Geheimnis des Verlangens
Das mag ja auch so sein — bei Frauen ohne viel Verstand. Aber die meisten Frauen sind nicht dumm genug, um sich in einen Mann zu verlieben, ohne zu wissen, aus welchem Holz er gemacht ist. Vasili sieht unglaublich gut aus, ja. Das ist unbestreitbar. Aber er ist außerdem der arroganteste, herablassendste Mann, den Gott je geschaffen hat. Und Ihr werdet mir nicht weismachen, er habe sich nur meinetwegen verstellt und sei in Wirklichkeit gar nicht so abscheulich.«
Es gefiel ihm überhaupt nicht, was er da hörte, wahrscheinlich, weil er wusste , dass er ebenfalls arrogant und herablassend war. Er war jedoch keineswegs so schlimm wie Vasili . Aber Tanya rechnete fest darauf, dass er diesen feinen Unterschied nicht kannte. Es ging jetzt nur darum, Stefan nicht wissen zu lassen, dass sie ebenfalls zu den dummen Frauen gehörte, über die sie sich gerade eben lauthals ereifert hatte. Nicht, dass sie sich verliebt hätte. Um Himmels willen, sie hoffte doch, dass sie nicht so dumm wäre.

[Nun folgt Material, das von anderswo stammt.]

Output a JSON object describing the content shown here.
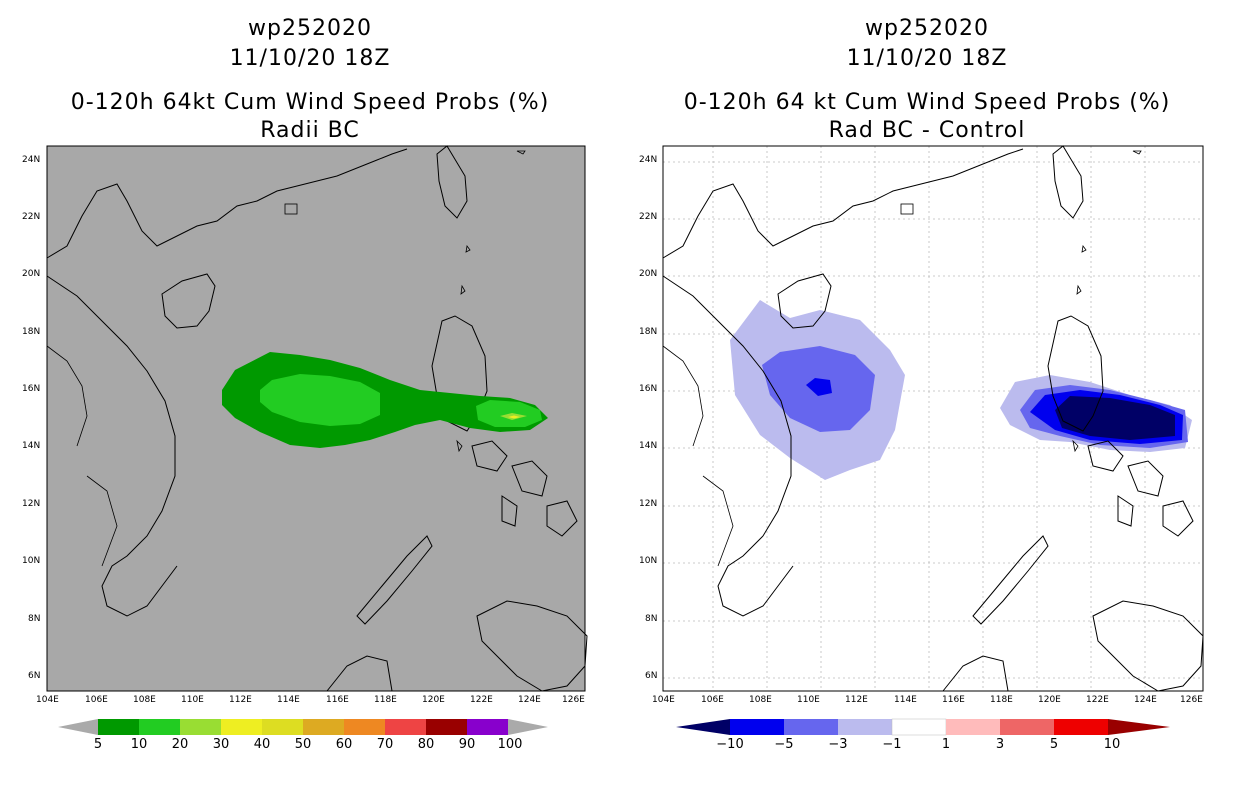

Aber sie wusste recht gut, dass sie einer rein physischen Anziehungskraft erlegen war. Und diese Kraft war so gewaltig, dass sie den Mann sogar dann wollen konnte, wenn sie ihn vor Wut am liebsten erschossen hätte. Und auch die Zeit hatte diesem Gefühl keinen Abbruch getan. Sie wollte ihn — genug, um ihn zu heiraten, genug, um all seine Fehler ignorieren zu können. Aber er musste sie ganz genauso wollen ... Er musste sie lieben, ganz egal, ob sie ihn liebte oder nicht. Nur so konnte sie freiwillig einem Mann die Kontrolle über ihr Leben geben. Und ihr blieb nicht mehr viel Zeit herauszufinden, ob das überhaupt möglich war.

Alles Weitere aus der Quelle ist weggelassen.